Hollywood victim. Olive Young aka ‘Yang Aili’
“Born Olive Young in St Louis Missouri on June 21, 1903 or 1907, In Chinese film credits she was billed as “Yang Aili” 杨爱立, a Sinocized version of her actual name. Olive’s original trip to China came at the age of 16, when her parents sent her to Hong Kong to complete her education. The record doesn’t tell us specifically how she got into acting, but two years later she was in Shanghai, where she appeared in two films for the Anglo-American Tobacco Company’s Film Department in 1925. The following year, she moved to the Great Wall studio, and quickly became one of its leading stars, acting the lead or a major supporting role in seven silents made between 1926 and 1928. In 1929, Olive Young had the lead in one more Chinese film, with the Minxin Film Studio, after which she returned to the U.S. She had a brief career in Hollywood, appearing in three early sound movies, in one of which, the 1930s Western “Trailin’ Trouble” starring Hoot Gibson, she had a major supporting role. During this time, she seems to have been a favorite on the Hollywood party circuit, as her name turns up in several gossip columns of the day.
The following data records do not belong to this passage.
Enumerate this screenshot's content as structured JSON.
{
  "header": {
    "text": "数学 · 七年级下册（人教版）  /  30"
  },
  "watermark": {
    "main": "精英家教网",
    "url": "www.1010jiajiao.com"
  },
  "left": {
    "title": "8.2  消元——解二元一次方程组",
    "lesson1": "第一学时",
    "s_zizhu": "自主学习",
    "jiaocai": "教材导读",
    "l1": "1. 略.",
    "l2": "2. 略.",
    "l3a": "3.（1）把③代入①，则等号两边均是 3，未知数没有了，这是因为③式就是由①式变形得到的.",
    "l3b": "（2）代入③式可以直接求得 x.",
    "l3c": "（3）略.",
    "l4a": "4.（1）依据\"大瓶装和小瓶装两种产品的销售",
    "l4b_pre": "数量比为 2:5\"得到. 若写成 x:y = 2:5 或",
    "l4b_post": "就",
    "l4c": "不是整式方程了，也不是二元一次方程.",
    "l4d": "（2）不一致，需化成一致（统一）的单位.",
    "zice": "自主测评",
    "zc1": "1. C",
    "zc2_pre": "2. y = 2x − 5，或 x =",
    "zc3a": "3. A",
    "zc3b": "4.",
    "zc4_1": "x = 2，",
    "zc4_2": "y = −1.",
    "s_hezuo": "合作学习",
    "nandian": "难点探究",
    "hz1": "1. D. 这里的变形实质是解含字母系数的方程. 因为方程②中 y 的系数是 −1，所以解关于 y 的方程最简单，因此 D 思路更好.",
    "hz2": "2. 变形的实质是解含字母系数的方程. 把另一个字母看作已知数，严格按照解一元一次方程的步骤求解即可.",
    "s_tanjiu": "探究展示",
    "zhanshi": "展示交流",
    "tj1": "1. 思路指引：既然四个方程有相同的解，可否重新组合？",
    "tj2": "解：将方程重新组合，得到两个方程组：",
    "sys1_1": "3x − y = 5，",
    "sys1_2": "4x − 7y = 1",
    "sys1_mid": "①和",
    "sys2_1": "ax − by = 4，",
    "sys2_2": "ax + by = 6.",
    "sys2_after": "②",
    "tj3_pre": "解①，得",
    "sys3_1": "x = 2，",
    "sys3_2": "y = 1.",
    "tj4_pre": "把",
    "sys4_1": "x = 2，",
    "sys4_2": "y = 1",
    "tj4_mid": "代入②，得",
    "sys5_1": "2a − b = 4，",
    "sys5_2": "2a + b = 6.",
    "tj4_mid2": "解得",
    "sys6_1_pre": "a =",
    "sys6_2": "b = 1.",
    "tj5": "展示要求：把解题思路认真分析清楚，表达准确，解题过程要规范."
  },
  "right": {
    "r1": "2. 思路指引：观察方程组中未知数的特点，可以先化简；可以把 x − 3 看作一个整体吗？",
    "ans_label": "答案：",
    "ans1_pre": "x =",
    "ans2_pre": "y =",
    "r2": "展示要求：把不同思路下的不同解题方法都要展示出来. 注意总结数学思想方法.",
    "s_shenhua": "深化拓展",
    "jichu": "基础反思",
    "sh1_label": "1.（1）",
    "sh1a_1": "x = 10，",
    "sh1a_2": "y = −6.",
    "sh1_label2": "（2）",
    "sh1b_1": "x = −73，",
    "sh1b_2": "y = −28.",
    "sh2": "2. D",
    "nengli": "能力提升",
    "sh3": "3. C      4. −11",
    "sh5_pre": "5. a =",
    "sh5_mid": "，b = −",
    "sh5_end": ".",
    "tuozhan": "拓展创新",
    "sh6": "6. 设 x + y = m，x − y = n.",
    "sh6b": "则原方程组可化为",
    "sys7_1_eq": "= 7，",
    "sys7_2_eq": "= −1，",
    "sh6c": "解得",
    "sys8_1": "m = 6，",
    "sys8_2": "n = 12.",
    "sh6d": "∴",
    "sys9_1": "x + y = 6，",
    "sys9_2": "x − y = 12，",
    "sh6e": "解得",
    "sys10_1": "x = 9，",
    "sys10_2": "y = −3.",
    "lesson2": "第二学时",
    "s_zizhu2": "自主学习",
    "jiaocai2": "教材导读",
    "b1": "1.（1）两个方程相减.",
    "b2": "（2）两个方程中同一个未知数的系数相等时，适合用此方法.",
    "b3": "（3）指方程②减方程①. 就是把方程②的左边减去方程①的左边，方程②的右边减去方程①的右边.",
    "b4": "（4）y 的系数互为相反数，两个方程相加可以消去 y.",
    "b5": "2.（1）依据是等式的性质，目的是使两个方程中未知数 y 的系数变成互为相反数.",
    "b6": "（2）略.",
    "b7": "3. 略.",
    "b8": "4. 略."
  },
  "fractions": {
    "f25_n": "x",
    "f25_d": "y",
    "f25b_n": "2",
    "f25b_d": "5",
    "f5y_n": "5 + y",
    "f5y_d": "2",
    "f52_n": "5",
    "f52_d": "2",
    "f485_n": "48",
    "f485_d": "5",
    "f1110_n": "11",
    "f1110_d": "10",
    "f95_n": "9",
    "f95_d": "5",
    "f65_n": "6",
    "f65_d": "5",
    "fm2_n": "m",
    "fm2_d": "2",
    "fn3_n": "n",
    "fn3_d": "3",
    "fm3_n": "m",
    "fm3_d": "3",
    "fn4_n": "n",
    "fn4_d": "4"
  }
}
Her last film role was an uncredited part as a maid in 1931, after which the record of her life is blank until the end. At the end of the 1930s, Olive was a New York-based nightclub singer, and on the evening of September 29, 1940, after appearing in a floor show in Bayonne, NJ, she collapsed and was taken to the hospital. She contracted pneumonia, and died on October 4, 1940.”